Nach 3 geselligen und schönen Wochen nehme ich mal wieder die Berichterstattung auf.


Dank der freundlichen Hilfe meines Nachbarn Herrn Kämper hat sich meine Beobachtung in den „offiziellen“ Gezeitentabellen bestätigt. Also, liebe Erdkundelehrer, aufgepasst, nicht überall auf der Welt ist der Rhythmus von Ebbe und Flut so schön deutsch-ordentlich wie am Nordseestrand!


Sonntag, 1.3.09


Alle Mann zum Flughafen, warteten bis zum Abflug,Abschied nehmen.

Wo ich schon am Airport war, habe ich bei verschiedenen Gesellschaften die Preise nach Vientiane und Chiang Mai erfragt.

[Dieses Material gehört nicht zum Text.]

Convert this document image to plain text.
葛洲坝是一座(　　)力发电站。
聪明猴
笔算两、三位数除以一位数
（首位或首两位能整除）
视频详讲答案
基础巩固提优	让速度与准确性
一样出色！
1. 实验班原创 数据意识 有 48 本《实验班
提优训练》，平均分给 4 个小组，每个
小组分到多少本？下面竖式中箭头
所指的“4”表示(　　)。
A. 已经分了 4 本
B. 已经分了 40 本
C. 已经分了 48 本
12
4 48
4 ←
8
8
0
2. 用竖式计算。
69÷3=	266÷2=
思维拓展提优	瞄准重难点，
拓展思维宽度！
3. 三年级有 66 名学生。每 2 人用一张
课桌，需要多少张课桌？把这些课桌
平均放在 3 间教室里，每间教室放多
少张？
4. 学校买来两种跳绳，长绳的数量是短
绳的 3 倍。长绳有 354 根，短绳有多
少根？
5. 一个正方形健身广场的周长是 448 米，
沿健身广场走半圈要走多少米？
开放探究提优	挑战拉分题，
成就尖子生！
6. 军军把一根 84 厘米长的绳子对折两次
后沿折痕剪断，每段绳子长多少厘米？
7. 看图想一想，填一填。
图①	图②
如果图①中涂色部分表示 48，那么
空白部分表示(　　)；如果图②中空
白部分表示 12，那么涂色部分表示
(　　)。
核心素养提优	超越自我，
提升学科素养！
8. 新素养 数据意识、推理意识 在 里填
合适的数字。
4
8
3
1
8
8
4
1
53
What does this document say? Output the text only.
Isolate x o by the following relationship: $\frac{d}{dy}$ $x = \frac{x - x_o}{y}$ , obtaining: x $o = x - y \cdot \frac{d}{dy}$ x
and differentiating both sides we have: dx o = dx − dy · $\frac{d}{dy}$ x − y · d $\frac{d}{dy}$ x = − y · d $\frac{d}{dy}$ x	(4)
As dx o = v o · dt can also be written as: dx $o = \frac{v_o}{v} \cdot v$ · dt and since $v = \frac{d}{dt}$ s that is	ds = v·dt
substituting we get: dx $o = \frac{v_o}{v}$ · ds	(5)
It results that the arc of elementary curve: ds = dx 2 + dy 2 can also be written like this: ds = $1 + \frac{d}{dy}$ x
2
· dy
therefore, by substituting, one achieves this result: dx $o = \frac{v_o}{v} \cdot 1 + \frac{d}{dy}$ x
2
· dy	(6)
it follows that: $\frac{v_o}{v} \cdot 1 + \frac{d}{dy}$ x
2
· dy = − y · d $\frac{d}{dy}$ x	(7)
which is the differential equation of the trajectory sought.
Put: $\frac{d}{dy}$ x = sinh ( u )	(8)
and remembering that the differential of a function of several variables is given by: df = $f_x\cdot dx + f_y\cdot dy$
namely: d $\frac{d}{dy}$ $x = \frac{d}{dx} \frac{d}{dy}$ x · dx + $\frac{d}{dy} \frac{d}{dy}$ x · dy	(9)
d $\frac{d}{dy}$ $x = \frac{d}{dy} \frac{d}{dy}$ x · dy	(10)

Neue Idee: Der Flug nach Chiang Mai ist geradezu billig: 40,-€!. Von dort könnte ich recht schnell nach Laos gelangen, dann wäre das Visa- Thema durch!

Danach wurd 's ziemlich langweilig und frustig: Der Bus zurück brauchte ewig, der Laden, in dem wir die Halskette gesehen hatten, war geschlossen; meine Versuche, ein Tuk-Tuk zu mieten, gingen schief; als ich in das gemeinsam bewohnte Zimmer kam, in dem ich jetzt alleine lebe, fühlte ich mich einsam.

Was bleibt? Einen Spaziergang machen, im Internet nach Grenzübergängen suchen, Bananenchips essen, auch ok.


Montag, 2.3.09

In aller Ruhe fahre ich um 9:10 zum Flughafen, erwische knapp und dann mit rennen einen Platz in der Maschine um 10:30 nach Chiang Mai, mein Rad wird als normales Reisegepäck mitgenommen, bin um 11:40 in Chiang Mai, das gefällt mir.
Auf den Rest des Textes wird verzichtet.